4. En troisième lieu, aux termes des deux premiers alinéas de L. 425-9 du code de l'entrée et du séjour des étrangers et du droit d'asile : " L'étranger, résidant habituellement en France, dont l'état de santé nécessite une prise en charge médicale dont le défaut pourrait avoir pour lui des conséquences d'une exceptionnelle gravité et qui, eu égard à l'offre de soins et aux caractéristiques du système de santé dans le pays dont il est originaire, ne pourrait pas y bénéficier effectivement d'un traitement approprié, se voit délivrer une carte de séjour temporaire portant la mention " vie privée et familiale " d'une durée d'un an. (). / La décision de délivrer cette carte de séjour est prise par l'autorité administrative après avis d'un collège de médecins du service médical de l'Office français de l'immigration et de l'intégration, dans des conditions définies par décret en Conseil d'Etat. /() ". L'article R. 425-11 du même code dispose que : " Pour l'application de l'article L. 425-9, le préfet délivre la carte de séjour temporaire portant la mention "vie privée et familiale" au vu d'un avis émis par un collège de médecins à compétence nationale de l'Office français de l'immigration et de l'intégration. / L'avis est émis dans les conditions fixées par arrêté du ministre chargé de l'immigration et du ministre chargé de la santé au vu, d'une part, d'un rapport médical établi par un médecin de l'office et, d'autre part, des informations disponibles sur les possibilités de bénéficier effectivement d'un traitement approprié dans le pays d'origine de l'intéressé () ". Le premier alinéa de l'article R. 425-12 du même code précise que : " Le rapport médical mentionné à l'article R. 425-11 est établi par un médecin de l'Office français de l'immigration et de l'intégration (). Il transmet son rapport médical au collège de médecins ". L'article R. 425-13 du même code énonce que : " Le collège à compétence nationale mentionné à l'article R. 425-12 est composé de trois médecins, il émet un avis dans les conditions de l'arrêté mentionné au premier alinéa du même article. La composition du collège et, le cas échéant, de ses formations est fixée par décision du directeur général de l'Office français de l'immigration et de l'intégration.
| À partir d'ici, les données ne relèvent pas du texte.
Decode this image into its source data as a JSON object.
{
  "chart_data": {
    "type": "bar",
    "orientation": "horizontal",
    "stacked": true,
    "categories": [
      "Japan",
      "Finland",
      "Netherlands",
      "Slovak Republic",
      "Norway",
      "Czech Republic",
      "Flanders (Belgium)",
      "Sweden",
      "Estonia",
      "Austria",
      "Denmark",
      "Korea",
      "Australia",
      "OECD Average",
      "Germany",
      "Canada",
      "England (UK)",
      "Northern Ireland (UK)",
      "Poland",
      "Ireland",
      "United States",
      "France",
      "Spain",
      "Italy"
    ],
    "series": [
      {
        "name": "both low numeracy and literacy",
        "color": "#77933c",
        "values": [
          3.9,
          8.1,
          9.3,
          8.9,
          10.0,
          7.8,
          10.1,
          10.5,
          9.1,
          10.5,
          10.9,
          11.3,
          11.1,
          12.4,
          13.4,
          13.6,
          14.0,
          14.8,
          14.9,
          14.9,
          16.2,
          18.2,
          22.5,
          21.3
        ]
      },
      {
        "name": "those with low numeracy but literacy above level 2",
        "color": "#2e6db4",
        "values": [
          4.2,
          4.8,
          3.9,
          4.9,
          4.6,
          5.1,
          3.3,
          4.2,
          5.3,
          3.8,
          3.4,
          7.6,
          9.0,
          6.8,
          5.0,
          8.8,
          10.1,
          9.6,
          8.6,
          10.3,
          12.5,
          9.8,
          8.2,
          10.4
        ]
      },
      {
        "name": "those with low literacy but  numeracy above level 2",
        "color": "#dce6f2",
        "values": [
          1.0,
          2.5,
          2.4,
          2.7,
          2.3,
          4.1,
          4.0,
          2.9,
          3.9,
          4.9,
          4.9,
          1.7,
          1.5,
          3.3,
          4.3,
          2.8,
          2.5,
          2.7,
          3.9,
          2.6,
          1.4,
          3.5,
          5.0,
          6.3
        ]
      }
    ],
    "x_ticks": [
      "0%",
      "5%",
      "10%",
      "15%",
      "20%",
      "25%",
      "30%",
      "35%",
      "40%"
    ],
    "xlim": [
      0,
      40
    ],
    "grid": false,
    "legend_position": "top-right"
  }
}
Le médecin ayant établi le rapport médical ne siège pas au sein du collège. () ".
5. Aux termes du premier alinéa de l'article 5 de l'arrêté du 27 décembre 2016 relatif aux conditions d'établissement et de transmission des certificats médicaux, rapports médicaux et avis mentionnés aux articles R. 313-22, R. 313-23 et R. 511-1 du code de l'entrée et du séjour des étrangers et du droit d'asile : " Le collège de médecins à compétence nationale de l'office comprend trois médecins instructeurs des demandes des étrangers malades, à l'exclusion de celui qui a établi le rapport ". L'article 6 du même arrêté dispose que : " Au vu du rapport médical mentionné à l'article 3, un collège de médecins désigné pour chaque dossier dans les conditions prévues à l'article 5 émet un avis, conformément au modèle figurant à l'annexe C du présent arrêté () / Le collège peut délibérer au moyen d'une conférence téléphonique ou audiovisuelle. / L'avis émis à l'issue de la délibération est signé par chacun des trois médecins membres du collège. ".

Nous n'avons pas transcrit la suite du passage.